O relatório a que Ryabkov se refere foi oficialmente divulgado na segunda-feira pelo secretário-geral da ONU, Ban Ki-moon. O documento apontou que houve uso de gás sarin, o que a inteligência americana já havia afirmado há vários dias.  Depois de confirmar o uso de armamento químico, Ban foi questionado sobre quem deveria ser responsabilizado pelo massacre, mas se negou a culpar o ditador sírio ou as forças rebeldes.
Investigação – Inspetores da ONU planejam voltar à Síria para verificar mais alegações de uso de armas químicas no país. Ake Sellstrom, que chefiou a inspeção realizada no subúrbio de Damasco que deu origem ao relatório sobre o ataque do dia 21 de agosto, disse à rede CNN que a próxima visita poderá ocorrer já na semana que vem.
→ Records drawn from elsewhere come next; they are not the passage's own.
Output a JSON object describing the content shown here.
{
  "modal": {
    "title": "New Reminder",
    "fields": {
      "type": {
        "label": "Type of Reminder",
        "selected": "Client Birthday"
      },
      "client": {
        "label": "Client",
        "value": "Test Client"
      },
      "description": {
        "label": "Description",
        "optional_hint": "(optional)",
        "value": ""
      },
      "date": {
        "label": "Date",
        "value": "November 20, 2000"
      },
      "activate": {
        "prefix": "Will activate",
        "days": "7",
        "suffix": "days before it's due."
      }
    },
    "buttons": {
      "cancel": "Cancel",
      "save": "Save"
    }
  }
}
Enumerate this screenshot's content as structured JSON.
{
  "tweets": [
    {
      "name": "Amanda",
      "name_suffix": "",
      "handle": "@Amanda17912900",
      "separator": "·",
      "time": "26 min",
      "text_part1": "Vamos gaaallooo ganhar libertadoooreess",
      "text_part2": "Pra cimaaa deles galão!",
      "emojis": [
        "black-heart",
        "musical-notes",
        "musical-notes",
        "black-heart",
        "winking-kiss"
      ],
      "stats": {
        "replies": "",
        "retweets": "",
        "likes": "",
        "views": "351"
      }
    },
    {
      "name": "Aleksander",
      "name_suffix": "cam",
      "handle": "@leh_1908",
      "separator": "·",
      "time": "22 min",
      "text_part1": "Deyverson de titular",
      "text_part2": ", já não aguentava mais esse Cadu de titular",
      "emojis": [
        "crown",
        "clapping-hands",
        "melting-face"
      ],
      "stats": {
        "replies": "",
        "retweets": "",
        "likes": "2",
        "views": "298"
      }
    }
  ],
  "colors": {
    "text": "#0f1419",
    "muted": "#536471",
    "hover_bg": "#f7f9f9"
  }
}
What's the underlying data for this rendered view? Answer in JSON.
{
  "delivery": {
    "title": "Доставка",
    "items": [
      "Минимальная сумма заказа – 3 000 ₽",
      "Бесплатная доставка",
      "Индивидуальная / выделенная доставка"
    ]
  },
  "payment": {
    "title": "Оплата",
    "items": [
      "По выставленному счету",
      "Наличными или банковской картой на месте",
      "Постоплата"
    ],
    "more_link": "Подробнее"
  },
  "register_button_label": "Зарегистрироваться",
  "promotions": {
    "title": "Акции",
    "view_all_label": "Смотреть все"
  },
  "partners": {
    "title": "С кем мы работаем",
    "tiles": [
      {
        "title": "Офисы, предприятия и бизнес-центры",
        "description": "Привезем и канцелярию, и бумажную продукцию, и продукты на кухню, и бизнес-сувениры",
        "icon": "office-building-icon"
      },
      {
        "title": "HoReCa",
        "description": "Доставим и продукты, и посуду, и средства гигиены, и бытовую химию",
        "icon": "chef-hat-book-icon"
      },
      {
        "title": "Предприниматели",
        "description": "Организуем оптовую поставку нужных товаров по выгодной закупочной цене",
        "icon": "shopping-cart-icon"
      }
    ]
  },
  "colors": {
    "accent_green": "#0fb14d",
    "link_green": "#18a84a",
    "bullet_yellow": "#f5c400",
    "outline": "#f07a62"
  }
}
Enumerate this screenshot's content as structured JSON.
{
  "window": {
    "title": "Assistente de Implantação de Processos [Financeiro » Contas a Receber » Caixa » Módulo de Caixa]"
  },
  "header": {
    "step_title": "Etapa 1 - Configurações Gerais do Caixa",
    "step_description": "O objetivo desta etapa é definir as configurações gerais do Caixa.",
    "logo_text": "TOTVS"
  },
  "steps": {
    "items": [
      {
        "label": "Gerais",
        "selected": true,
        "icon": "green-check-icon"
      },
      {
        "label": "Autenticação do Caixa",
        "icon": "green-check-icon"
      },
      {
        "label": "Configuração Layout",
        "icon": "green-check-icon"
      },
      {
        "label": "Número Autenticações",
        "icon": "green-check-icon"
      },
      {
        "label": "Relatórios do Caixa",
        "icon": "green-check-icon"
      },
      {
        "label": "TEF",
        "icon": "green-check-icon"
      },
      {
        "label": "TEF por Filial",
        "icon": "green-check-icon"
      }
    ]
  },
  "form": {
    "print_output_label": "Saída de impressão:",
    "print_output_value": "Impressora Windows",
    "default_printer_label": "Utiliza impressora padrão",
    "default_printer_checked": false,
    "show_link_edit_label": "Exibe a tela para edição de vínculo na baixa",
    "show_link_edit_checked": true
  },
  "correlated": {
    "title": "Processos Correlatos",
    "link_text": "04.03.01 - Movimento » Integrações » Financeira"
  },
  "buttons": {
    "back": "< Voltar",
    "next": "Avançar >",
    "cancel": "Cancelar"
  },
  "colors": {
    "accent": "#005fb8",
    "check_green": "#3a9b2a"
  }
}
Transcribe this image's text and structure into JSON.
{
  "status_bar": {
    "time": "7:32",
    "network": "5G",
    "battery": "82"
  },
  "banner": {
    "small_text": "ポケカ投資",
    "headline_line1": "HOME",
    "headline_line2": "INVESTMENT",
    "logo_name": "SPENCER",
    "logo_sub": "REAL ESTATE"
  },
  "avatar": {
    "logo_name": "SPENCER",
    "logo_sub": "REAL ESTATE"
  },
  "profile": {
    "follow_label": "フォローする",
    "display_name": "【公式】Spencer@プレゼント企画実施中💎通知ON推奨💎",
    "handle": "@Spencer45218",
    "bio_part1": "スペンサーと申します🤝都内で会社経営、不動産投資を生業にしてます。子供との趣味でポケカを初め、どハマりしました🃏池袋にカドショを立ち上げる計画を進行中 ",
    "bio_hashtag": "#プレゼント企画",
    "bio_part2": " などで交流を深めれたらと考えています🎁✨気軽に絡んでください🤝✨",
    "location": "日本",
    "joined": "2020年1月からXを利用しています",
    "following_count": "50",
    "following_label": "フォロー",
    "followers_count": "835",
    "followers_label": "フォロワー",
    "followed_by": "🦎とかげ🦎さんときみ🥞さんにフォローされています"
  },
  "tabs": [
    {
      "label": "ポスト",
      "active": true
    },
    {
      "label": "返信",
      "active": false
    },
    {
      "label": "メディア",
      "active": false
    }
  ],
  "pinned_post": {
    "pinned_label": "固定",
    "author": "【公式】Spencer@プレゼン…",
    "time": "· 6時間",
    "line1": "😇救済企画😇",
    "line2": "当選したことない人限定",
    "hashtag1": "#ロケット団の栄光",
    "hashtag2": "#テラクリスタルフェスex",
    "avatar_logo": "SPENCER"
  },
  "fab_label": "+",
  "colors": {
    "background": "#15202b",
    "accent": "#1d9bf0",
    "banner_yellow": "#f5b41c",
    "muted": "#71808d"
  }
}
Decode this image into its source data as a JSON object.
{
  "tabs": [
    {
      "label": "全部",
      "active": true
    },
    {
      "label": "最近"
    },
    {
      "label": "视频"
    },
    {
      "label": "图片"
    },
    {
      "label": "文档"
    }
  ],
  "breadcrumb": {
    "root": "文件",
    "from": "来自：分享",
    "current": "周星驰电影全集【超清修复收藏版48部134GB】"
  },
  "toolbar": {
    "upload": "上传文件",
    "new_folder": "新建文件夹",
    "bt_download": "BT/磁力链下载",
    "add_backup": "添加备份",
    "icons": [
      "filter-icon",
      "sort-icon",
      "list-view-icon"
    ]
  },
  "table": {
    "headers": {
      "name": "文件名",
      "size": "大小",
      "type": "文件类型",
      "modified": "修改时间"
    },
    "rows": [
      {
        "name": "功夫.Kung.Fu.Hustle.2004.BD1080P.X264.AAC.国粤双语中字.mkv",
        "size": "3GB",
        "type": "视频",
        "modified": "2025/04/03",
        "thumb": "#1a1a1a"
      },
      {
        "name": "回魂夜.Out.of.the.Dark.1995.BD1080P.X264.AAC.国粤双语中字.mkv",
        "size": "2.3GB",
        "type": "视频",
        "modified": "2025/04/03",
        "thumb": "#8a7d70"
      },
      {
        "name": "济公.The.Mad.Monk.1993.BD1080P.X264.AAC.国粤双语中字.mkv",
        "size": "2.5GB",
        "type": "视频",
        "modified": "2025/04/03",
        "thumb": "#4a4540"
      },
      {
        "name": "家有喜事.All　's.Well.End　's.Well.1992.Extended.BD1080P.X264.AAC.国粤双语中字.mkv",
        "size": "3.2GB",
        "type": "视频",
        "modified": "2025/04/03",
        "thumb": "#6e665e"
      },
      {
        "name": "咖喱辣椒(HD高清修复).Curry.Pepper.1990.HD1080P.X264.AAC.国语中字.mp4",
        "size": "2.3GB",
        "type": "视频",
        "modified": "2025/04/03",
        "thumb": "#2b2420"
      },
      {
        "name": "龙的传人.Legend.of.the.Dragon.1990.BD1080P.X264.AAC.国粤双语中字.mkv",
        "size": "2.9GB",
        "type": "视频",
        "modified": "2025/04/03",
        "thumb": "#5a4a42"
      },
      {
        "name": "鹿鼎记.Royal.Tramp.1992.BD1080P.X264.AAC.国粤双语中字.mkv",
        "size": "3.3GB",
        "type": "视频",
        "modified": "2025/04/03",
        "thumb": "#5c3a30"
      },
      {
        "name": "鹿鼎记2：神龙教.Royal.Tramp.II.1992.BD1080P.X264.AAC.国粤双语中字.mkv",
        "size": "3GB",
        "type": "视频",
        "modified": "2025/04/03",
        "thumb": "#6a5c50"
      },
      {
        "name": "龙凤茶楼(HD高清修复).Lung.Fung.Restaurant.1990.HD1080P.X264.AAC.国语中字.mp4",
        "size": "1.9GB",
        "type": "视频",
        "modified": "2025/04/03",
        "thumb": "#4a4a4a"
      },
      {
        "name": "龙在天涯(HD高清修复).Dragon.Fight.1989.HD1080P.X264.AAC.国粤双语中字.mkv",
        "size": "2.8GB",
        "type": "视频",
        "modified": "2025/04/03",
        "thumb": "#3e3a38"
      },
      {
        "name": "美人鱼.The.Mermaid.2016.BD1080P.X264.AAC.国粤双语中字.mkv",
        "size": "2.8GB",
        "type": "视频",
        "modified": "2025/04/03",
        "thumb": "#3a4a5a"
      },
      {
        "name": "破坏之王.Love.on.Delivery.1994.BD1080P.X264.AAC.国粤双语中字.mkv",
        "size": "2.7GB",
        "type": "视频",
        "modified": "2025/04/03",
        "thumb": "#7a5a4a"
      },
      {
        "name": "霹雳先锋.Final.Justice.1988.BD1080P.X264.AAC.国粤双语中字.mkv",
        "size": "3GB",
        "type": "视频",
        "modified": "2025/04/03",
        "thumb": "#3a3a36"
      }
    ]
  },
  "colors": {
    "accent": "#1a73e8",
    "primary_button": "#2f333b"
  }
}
O retorno dos investigadores deverá agradar a Rússia, que considerou o relatório parcial e pediu que a equipe voltasse à Síria.
Nesta quarta, o porta-voz da ONU, Martin Nesirky, reagiu às críticas. “As descobertas do relatório são inquestionáveis. Elas falam por si", afirmou, acrescentando que o documento é exaustivo e objetivo e trata de um incidente específico.
Ao apresentar o relatório, na segunda-feira, o secretário-geral classificou o ataque do dia 21 de agosto como um “crime de guerra”. “Este é um crime de guerra, e uma grave violação”, afirmou Ban Ki-moon, classificando o episódio como “o uso de armas químicas contra civis de maior impacto” desde o ataque perpetrado pelo ditador Saddam Hussein contra a população curda de Halabja, norte do Iraque, em 1988.
Cerca de dez dias após o ataque, o governo americano afirmou que pelo menos 1 429 sírios foram mortos no ataque químico – 426 deles, crianças. Segundo os Estados Unidos, três dias antes do ataque do dia 21, o pessoal de armas químicas do governo já estava preparando o ataque no subúrbio de Damasco. As equipes foram avisadas que deveriam se preparar, “usando máscaras de gás” e tomando outras precauções. Além disso, a inteligência americana averiguou que os ataques partiram de áreas controladas pelo regime e foram lançados apenas contra posições controladas por opositores.